Sustainable, Insoluble, and Photonic Cellulose Nanocrystal Patches for Calcium Ion Sensing in Sweat.

Abstract

Self-assembly of cellulose nanocrystals (CNCs) is invaluable for the development of sustainable optics and photonics. However, the functional failure of CNC-derived materials in humid or liquid environments inevitably impairs their development in biomedicine, membrane separation, environmental monitoring, and wearable devices. Here, a facile and robust method to fabricate insoluble hydrogels in a self-assembled CNC-polyvinyl alcohol (PVA) system is reported. Due to the reconstruction of inter- or intra-molecular hydrogen bond interactions, thermal dehydration makes an optimized CNC/PVA photonic film form a stable hydrogel network in an aqueous solution rather than dissolve. Notably, the resulting hydrogel exhibits superb mechanical performance (stress up to 3.3 Mpa and tough up to 0.73MJm-3 ) and reversible conversion between dry and wet states, enabling it convenient for specific functionalization.
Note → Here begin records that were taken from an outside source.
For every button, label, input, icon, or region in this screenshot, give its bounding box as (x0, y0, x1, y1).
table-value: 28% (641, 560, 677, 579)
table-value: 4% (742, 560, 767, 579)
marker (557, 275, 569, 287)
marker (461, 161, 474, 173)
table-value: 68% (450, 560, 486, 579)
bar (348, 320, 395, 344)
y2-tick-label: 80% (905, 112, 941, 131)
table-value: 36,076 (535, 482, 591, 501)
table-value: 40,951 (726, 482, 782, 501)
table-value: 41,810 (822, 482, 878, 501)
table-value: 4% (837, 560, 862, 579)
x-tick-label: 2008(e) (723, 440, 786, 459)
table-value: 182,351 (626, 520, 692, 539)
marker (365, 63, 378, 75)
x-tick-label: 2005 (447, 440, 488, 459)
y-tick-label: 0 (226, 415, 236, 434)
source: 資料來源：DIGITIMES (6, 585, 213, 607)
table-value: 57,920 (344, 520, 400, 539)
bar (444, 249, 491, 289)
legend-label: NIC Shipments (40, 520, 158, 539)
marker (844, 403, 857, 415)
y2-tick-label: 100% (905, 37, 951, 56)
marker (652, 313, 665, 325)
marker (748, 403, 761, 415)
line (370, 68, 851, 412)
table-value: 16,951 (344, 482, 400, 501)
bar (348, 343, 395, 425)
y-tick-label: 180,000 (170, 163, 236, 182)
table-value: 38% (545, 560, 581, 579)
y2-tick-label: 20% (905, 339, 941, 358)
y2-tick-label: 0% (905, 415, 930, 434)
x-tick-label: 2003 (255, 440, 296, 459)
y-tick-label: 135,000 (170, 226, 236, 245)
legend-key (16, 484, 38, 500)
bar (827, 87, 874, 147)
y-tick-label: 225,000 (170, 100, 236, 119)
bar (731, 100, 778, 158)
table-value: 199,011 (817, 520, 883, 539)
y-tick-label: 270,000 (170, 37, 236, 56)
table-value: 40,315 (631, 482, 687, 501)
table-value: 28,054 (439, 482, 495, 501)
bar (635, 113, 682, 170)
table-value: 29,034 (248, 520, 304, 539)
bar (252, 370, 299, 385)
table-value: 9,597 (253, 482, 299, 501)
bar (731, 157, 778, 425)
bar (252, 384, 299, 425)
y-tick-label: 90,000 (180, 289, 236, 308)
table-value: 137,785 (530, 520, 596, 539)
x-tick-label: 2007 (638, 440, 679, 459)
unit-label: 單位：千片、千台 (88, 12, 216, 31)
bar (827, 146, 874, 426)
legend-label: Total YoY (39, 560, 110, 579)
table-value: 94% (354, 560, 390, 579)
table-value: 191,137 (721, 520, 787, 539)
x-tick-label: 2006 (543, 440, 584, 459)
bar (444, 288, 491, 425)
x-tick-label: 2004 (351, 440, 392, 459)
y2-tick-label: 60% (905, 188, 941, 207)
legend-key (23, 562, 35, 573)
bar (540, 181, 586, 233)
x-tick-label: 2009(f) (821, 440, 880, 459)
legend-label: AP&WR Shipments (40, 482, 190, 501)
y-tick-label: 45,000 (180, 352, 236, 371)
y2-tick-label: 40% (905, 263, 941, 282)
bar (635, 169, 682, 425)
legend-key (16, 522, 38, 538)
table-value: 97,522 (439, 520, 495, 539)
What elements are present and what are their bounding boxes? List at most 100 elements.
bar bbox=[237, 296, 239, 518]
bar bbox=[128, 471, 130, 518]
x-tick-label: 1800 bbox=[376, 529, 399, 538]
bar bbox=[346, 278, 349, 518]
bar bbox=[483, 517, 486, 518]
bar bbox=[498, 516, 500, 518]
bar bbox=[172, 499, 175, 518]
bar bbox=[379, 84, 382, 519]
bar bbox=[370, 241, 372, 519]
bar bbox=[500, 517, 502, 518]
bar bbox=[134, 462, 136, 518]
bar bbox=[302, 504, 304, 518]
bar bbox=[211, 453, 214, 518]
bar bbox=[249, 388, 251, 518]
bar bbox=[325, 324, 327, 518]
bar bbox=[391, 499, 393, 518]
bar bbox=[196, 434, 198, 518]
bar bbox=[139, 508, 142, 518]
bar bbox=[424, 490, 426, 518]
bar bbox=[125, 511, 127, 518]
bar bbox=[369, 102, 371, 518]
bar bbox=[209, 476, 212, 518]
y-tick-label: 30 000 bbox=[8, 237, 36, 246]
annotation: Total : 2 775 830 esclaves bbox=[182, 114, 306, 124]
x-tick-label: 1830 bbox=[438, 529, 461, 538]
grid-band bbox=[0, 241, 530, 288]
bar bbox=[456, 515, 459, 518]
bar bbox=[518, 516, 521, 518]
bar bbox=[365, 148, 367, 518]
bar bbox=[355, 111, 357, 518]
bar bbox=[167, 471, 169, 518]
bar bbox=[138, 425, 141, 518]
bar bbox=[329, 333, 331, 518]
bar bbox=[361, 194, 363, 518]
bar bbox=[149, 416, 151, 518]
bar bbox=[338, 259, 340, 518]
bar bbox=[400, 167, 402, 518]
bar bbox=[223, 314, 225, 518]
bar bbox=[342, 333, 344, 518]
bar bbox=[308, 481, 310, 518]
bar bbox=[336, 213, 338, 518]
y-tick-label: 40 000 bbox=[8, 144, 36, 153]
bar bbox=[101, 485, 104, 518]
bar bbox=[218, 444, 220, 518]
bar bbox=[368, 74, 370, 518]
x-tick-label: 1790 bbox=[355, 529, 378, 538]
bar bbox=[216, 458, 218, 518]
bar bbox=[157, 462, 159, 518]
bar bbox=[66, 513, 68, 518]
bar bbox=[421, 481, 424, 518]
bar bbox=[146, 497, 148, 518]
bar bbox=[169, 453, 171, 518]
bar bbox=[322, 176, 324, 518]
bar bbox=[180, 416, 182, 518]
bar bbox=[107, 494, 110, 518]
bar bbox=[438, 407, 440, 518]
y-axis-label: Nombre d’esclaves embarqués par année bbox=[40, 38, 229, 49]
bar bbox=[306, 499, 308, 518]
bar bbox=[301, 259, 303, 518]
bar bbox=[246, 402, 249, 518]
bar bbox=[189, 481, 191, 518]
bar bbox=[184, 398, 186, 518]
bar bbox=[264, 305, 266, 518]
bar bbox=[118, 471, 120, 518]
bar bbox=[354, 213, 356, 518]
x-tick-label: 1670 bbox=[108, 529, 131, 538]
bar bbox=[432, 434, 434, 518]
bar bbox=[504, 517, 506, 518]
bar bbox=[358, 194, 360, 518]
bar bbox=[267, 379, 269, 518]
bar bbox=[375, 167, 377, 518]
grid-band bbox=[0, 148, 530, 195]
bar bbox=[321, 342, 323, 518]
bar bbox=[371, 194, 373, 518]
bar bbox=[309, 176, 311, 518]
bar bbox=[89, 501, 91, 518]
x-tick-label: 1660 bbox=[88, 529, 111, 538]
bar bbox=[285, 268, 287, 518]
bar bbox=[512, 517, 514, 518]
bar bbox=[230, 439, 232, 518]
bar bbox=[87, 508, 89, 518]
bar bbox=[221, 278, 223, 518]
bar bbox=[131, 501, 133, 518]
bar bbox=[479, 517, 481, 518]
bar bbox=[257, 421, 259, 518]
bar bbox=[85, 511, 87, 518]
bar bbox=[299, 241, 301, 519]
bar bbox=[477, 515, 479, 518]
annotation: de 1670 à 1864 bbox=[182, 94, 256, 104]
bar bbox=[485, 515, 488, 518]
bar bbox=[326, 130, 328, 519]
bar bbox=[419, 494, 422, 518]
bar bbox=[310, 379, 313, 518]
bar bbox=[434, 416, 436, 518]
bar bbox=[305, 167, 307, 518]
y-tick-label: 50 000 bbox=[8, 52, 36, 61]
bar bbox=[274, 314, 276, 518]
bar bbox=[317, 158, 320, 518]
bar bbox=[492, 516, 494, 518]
Sodium alginate (SA) can be adsorbed into the CNC photonic structure by swelling dry CNC/PVA film in a SA solution. The prepared hydrogel showcases the comprehensive properties of freezing resistance (-20°C), strong adhesion, satisfactory biocompatibility, and highly sensitive and selective Ca2+ sensing. The material could act as a portable wearable patch on the skin for the continuous analysis of calcium trends during different physical exercises, facilitating their development in precision nutrition and health monitoring.